3 白鳥 美礼 ②
そのうち、男がお母さんにお金をせびるようになった。それでお母さんはパートを増やし、今まで以上に働き続けるようになった。最初は優しかったお母さんも、仕事のストレスをわたしと美鈴にぶつけるようになった。
「私疲れてるの!」
「ねえ、なんでそんなこともできないの!」
「こんなんじゃあの人にまた怒られるじゃない!」
男と交際し始めた頃は、男が来るとお母さんは決まってわたしにお小遣いを渡し、美鈴と外で遊んでくるように言っていた。それが、お金の余裕がなくなり、次第に怒声とともに家から追い出されるようになった。やがて、それもなくなり、お母さんは私たちの前で男とセックスをするようになる。
狭いワンルームに、お母さんの嬌声が響きわたる。行き場のないわたしと美鈴は、余った毛布で風呂場のドアを塞いで、男が帰るまで閉じこもっていた。

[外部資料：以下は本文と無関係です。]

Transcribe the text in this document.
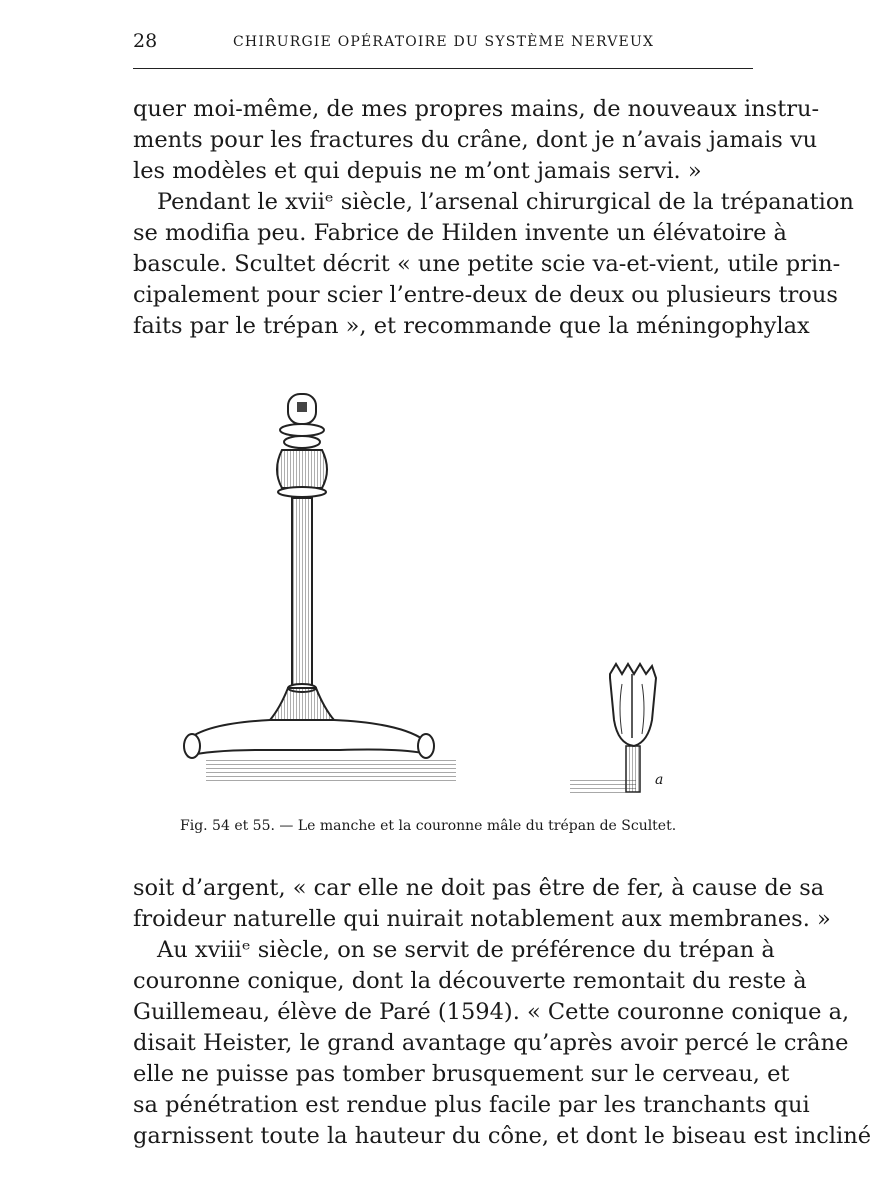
28	CHIRURGIE OPÉRATOIRE DU SYSTÈME NERVEUX
quer moi-même, de mes propres mains, de nouveaux instru-
ments pour les fractures du crâne, dont je n’avais jamais vu
les modèles et qui depuis ne m’ont jamais servi. »
Pendant le xviiᵉ siècle, l’arsenal chirurgical de la trépanation
se modifia peu. Fabrice de Hilden invente un élévatoire à
bascule. Scultet décrit « une petite scie va-et-vient, utile prin-
cipalement pour scier l’entre-deux de deux ou plusieurs trous
faits par le trépan », et recommande que la méningophylax
a
Fig. 54 et 55. — Le manche et la couronne mâle du trépan de Scultet.
soit d’argent, « car elle ne doit pas être de fer, à cause de sa
froideur naturelle qui nuirait notablement aux membranes. »
Au xviiiᵉ siècle, on se servit de préférence du trépan à
couronne conique, dont la découverte remontait du reste à
Guillemeau, élève de Paré (1594). « Cette couronne conique a,
disait Heister, le grand avantage qu’après avoir percé le crâne
elle ne puisse pas tomber brusquement sur le cerveau, et
sa pénétration est rendue plus facile par les tranchants qui
garnissent toute la hauteur du cône, et dont le biseau est incliné
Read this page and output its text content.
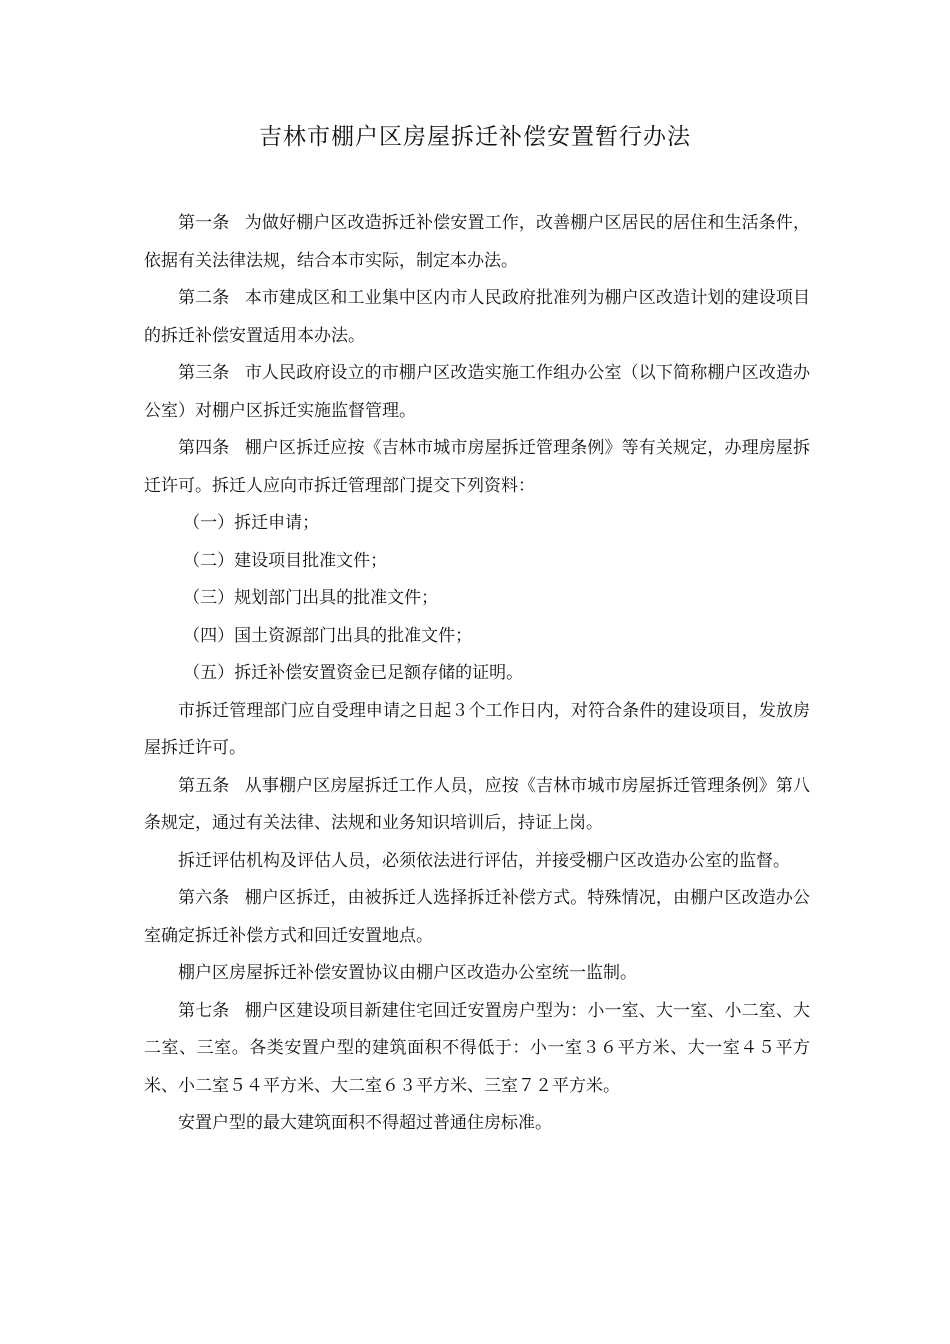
吉林市棚户区房屋拆迁补偿安置暂行办法

第一条 为做好棚户区改造拆迁补偿安置工作，改善棚户区居民的居住和生活条件，依据有关法律法规，结合本市实际，制定本办法。

第二条 本市建成区和工业集中区内市人民政府批准列为棚户区改造计划的建设项目的拆迁补偿安置适用本办法。

第三条 市人民政府设立的市棚户区改造实施工作组办公室（以下简称棚户区改造办公室）对棚户区拆迁实施监督管理。

第四条 棚户区拆迁应按《吉林市城市房屋拆迁管理条例》等有关规定，办理房屋拆迁许可。拆迁人应向市拆迁管理部门提交下列资料：

（一）拆迁申请；

（二）建设项目批准文件；

（三）规划部门出具的批准文件；

（四）国土资源部门出具的批准文件；

（五）拆迁补偿安置资金已足额存储的证明。

市拆迁管理部门应自受理申请之日起３个工作日内，对符合条件的建设项目，发放房屋拆迁许可。

第五条 从事棚户区房屋拆迁工作人员，应按《吉林市城市房屋拆迁管理条例》第八条规定，通过有关法律、法规和业务知识培训后，持证上岗。

拆迁评估机构及评估人员，必须依法进行评估，并接受棚户区改造办公室的监督。

第六条 棚户区拆迁，由被拆迁人选择拆迁补偿方式。特殊情况，由棚户区改造办公室确定拆迁补偿方式和回迁安置地点。

棚户区房屋拆迁补偿安置协议由棚户区改造办公室统一监制。

第七条 棚户区建设项目新建住宅回迁安置房户型为：小一室、大一室、小二室、大二室、三室。各类安置户型的建筑面积不得低于：小一室３６平方米、大一室４５平方米、小二室５４平方米、大二室６３平方米、三室７２平方米。

安置户型的最大建筑面积不得超过普通住房标准。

「ねえ、お母さんイジメられてるよ。助けてあげないの?」
「ごめんね、みれい……ごめん……っ」
それからしばらく、お母さんは病気になり、働きに行けなくなる。それでも、男とのセックスはやめなかった。ある日、学校から帰ってきた時に男とお母さんの行為を見てしまった。その時のお母さんはやせ細っていて、顔もやつれ、おばあちゃんみたいに見えた。
――――わたしの知っているお母さんは死んだんだな。
そんな母から男の矛先がこちらに向くのは時間の問題だった。
「おい、美鈴に体を売らせろ」
母は何も言わなかった。ただ、虚ろな目をして横たわっているだけだった。
「俺が味見してやるよ」
「やだ! やめて」
「おら、おとなしく脱げ!」
泣きじゃくる美鈴と、獣のような目をしている男の間に、わたしは割り込む。
「……やめろよ!」
男の拳が飛んでくる。壁に頭を打ち付ける。
「じゃあなんだ? てめえが稼げんのかよ! 金持ってこれるのか? あ?」
男が立て続けにわたしを殴り続ける。口の中に血の味が広がる。鼻の中にも血があふれて息ができなくなる。突っ伏しながら口の中の血を吐き出して、なんとか呼吸を整える。
「……たしが……から」
「あ? なんだって?」
「わたしが代わりに、身体を売るからっ……」
だから、美鈴には手を出さないで!
わたしの態度に鬼気迫るものを感じたのか、男は簡単に引き下がった。
「ふん……案外、物好きなやつが買うかもな」
それからは、これ以上にない地獄だった。